After the screening of the films, the viewers may register their votes on computers. When voting starts, each delegate has to enter the number of his ballot paper in the text field on the computer screen. The computer checks whether a vote has earlier been cast on this number. A second text box is now provided for the delegate to enter the number of his favourite film. However, adequate measures should be taken to ensure that the delegate alone casts the vote. The delegate card could serve as the `voter identity card'. Volunteers may verify the photo in the delegate card. If not, proxies may abound.

`Blasphemy' and brickbats

Mob censorship is alien to Indian directors.
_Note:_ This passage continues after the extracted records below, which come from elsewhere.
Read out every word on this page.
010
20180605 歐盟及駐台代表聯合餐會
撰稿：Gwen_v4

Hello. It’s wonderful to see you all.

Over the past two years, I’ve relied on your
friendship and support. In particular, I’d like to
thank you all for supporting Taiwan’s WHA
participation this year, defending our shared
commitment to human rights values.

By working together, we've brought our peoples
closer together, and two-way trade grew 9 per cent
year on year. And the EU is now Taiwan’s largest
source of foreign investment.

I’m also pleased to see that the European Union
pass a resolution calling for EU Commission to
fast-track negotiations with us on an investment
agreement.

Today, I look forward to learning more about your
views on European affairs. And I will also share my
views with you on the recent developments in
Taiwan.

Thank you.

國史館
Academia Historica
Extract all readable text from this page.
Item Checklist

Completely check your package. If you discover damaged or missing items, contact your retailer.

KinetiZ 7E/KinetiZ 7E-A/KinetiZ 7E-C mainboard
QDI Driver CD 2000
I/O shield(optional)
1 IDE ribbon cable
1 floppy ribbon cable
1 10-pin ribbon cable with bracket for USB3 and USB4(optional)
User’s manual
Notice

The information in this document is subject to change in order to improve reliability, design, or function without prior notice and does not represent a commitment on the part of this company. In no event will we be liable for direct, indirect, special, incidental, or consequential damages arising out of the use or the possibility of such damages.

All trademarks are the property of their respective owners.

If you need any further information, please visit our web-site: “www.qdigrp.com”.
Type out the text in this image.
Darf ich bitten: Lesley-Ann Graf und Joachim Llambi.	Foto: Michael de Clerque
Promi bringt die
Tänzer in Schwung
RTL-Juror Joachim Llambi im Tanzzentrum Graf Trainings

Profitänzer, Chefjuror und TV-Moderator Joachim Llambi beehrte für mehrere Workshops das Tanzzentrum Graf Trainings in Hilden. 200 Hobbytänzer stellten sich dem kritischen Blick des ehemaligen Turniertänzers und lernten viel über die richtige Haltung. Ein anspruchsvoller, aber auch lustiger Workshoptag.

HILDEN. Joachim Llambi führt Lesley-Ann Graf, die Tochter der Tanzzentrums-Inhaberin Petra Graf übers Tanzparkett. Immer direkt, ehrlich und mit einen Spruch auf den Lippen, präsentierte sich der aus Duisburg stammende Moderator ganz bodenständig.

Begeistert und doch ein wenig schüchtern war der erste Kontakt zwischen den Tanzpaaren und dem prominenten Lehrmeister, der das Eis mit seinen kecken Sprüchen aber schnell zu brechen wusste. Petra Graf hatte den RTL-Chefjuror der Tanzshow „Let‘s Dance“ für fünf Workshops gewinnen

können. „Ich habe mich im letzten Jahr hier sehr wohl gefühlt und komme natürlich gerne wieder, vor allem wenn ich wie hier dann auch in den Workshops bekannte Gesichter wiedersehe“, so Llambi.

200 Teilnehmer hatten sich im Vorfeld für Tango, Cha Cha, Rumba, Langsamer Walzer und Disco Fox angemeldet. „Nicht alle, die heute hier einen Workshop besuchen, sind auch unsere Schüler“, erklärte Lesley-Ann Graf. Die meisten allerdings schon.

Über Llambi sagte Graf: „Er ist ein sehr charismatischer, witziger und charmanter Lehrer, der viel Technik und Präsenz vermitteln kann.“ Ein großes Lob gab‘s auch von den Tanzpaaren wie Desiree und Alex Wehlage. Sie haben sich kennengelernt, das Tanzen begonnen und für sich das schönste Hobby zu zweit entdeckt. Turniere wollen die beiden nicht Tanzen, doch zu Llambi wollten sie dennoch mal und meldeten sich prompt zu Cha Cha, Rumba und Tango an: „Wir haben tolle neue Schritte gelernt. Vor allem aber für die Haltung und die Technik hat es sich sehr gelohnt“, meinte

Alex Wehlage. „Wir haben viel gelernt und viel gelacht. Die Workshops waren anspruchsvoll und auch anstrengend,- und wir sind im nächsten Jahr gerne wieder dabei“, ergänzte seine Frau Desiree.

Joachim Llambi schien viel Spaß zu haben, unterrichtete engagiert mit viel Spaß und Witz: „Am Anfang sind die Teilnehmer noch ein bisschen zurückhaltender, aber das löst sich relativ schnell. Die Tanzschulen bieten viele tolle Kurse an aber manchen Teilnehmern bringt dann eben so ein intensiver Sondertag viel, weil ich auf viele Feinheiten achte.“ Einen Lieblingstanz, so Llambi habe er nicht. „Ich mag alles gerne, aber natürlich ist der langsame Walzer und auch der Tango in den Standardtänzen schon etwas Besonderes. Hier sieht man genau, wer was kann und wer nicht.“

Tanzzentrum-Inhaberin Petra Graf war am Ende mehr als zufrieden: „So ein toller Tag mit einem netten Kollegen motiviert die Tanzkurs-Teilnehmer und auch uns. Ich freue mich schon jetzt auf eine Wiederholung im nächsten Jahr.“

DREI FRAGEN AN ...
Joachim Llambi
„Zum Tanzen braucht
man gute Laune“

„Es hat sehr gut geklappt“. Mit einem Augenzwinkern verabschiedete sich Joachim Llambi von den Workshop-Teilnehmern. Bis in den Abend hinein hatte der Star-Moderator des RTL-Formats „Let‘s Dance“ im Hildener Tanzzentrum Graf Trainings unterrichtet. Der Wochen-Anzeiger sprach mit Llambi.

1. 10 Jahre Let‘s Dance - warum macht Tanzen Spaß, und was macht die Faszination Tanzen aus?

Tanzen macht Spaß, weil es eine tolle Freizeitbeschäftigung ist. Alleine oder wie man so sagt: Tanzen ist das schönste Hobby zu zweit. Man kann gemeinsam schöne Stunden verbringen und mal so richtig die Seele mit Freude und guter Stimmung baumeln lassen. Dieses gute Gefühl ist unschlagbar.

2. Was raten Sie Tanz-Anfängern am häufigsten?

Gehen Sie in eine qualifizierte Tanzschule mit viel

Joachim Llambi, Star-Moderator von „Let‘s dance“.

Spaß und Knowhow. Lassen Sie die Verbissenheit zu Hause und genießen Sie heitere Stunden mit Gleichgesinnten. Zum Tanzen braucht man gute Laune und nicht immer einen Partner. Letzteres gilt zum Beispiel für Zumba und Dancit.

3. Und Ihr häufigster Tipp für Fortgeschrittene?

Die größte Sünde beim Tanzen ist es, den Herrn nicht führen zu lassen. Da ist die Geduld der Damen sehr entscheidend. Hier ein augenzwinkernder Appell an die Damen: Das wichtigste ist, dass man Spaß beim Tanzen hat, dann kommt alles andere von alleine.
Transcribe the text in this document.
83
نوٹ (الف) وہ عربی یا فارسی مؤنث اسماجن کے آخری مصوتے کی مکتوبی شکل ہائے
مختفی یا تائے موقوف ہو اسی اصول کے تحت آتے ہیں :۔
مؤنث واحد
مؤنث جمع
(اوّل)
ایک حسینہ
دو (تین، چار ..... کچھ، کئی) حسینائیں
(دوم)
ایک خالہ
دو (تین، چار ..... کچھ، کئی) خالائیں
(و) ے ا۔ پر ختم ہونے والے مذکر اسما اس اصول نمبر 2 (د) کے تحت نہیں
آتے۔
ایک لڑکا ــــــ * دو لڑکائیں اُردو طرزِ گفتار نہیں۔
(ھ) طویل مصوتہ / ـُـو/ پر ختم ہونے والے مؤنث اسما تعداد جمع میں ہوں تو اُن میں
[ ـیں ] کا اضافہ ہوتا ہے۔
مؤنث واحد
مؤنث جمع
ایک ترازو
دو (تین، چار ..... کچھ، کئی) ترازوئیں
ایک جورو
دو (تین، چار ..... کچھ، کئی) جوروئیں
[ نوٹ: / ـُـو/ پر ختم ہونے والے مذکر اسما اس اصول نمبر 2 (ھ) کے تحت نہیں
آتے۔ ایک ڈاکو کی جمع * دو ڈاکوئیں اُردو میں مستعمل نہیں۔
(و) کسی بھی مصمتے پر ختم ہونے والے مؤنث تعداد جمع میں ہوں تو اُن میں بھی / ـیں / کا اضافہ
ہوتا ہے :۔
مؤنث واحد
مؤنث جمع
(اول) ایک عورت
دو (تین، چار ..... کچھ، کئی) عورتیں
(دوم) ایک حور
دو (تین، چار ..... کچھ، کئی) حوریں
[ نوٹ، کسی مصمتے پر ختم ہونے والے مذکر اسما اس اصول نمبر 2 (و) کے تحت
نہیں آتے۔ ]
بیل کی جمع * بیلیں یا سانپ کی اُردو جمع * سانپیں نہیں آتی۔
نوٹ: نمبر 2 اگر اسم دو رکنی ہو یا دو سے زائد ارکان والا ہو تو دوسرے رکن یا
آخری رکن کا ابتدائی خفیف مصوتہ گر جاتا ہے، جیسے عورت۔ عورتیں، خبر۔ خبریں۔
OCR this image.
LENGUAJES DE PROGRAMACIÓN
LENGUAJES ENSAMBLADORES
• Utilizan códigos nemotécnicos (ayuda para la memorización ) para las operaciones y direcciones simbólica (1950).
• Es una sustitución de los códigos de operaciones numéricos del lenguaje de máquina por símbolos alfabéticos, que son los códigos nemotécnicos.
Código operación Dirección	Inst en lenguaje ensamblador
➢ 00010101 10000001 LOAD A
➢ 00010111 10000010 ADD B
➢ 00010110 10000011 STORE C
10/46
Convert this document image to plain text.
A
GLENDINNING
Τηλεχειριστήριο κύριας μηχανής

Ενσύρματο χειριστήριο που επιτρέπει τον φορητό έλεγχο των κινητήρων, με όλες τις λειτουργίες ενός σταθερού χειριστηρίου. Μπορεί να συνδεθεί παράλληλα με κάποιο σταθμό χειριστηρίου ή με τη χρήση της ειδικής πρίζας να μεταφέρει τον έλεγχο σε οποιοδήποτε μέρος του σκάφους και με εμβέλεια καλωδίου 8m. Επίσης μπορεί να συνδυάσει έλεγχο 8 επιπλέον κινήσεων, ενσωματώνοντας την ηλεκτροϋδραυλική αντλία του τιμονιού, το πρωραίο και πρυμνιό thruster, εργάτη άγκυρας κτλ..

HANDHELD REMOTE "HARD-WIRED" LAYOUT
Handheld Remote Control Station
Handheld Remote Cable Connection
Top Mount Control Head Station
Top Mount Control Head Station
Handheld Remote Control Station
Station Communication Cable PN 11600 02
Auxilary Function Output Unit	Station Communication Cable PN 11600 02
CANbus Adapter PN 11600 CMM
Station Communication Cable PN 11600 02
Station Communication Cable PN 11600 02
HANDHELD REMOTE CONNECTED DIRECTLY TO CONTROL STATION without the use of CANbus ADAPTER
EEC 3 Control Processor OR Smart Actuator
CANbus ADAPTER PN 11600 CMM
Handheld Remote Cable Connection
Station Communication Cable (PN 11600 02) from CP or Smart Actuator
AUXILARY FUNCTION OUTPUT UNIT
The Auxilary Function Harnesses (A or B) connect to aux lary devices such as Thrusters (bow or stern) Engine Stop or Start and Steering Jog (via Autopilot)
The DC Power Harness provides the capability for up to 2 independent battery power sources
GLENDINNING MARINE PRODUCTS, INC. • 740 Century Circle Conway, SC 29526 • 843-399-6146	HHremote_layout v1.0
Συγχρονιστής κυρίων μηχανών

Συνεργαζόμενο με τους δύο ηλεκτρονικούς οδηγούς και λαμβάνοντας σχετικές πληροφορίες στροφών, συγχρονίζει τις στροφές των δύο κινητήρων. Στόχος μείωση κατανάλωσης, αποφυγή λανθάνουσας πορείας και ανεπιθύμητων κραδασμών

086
But to the Senegalese filmmaker, Joseph Gaye Ramaka, it is not.

His film, `Karmen Gei', which is being screened in the competition section of the Seventh IFFK, had been at the receiving end of an Islamic sect, the Mouride, in his country.

This sect, part of an Islamic brotherhood, had termed the film as blasphemy and threatened to set afire any theatre in the country's capital where it was screened.

Mouridic chants are said to provide background score to the burial of a prison warden who kills herself following a lesbian relationship. This has been cited as proof of blasphemy.

Screenings had been cancelled in Ramaka's homeland following the outburst of sectarian opposition to the film.